Quand les modernistes en viennent à rabaisser et à insulter nos grands maîtres spirituels, – et donc à des Rapprochés d’Allâh – sans jamais faire la part des choses ou sans même bien comprendre leurs paroles, et qu’ils se mettent à mépriser aussi bien les sunnites, les shiites que d’autres courants, n’est-ce pas eux les injustes et les sectaires ? Ainsi, ils transposent leurs propres tares chez leurs contradicteurs.

Que l’on soit en désaccord avec certaines positions des grands imâms et savants du passé, nous en convenons parfaitement, – et même les taqlidistes le font -, mais de là à leur manquer de respect, à se croire au-dessus de toute critique, à insulter « d’âne » les anciens savants et nos contemporains, à rejeter une partie de l’Islam (spiritualité et une partie de la Sunnah bien établie) et même la validité des 5 piliers de l’islam, non merci, sans façon, surtout que le manque de spiritualité et de cohérence dans leur méthodologie tout comme dans leur attitude et leurs conclusions aussi bien hâtives que biaisées en disent long sur le caractère non-islamique de cette démarche.

La souplesse et l’évolution du fiqh

Etant donné que les priorités, besoins, mœurs et mentalités ont évolué, et ne sont parfois plus du tout les mêmes entre les générations passées et celles du présent, un certain nombre de fatawa, – adaptés pour l’époque dans la plupart des cas -, n’ont plus lieu d’être aujourd’hui car les conditions et besoins ne sont plus les mêmes tout simplement.
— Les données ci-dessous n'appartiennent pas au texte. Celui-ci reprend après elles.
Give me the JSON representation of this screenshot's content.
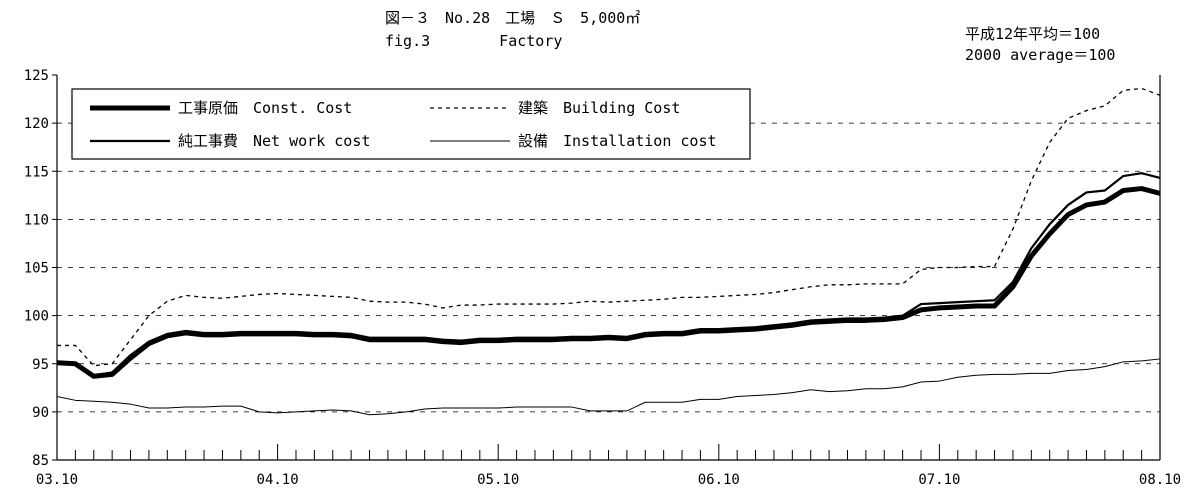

C’est d’ailleurs ce qu’ont dit de grands juristes musulmans du passé, d’où la nécessité pour le mufti, le juriste ou le juge, de prendre en compte les réalités socioculturelles de notre époque et les spécificités liées à chaque région et à chaque cas individuel, de même que la prise en compte des avancées médicales bien établies. Là où les rites islamiques, les valeurs éthiques, les obligations morales, les doctrines théologiques fondamentales de l’Islam et les nobles vertus spirituelles ne dépendent ni du temps ni de l’espace, nul besoin d’y apporter une réforme ou une abrogation, – ce qui serait tout simplement du kufr -, ce qui n’est pas le cas pour la mise en place et l’application de certaines peines légales. Même dans le cas des hudûd, il faut des conditions strictes et un contexte adapté pour les mettre en pratique, et pour les peines discrétionnaires, qui dépendent d’un ijtihad, cela dépend de ce qui est le plus utile et le plus adapté selon le contexte et les priorités du moment, et peuvent donc évoluées, être suspendues ou remplacées par d’autres peines temporelles.

L’imâm al-Qarâfî en s’adressant au mufti compétent disait dans son Anwar al Buruq fi Anwa’ al Furuq : « Toutes les fois qu’il y a un renouvellement dans la coutume (‘Urf) des gens, le Mujtahid (savant) la prend en considération, et toutes les fois où elle s’arrête, il la laisse. Ne te fige pas sur ce qui est consigné dans les livres toute ta vie ! Mais plutôt, s’il te vient un homme qui n’est pas de ta région et qui te demande la Fatwâ (avis juridique), ne le ramène pas vers la coutume de

ton pays. Questionne-le sur la coutume de sa région, guide-le vers celle-ci et donne-lui la Fatwâ par elle sans tenir compte de celle de ton pays et de ce qui est établi dans tes livres. Ceci est la vérité claire et limpide. Le fait d’être figé à jamais dans les textes rapportés (al Manqulât) est un égarement dans la religion et une ignorance des desseins des savants musulmans et des Salafs passés ».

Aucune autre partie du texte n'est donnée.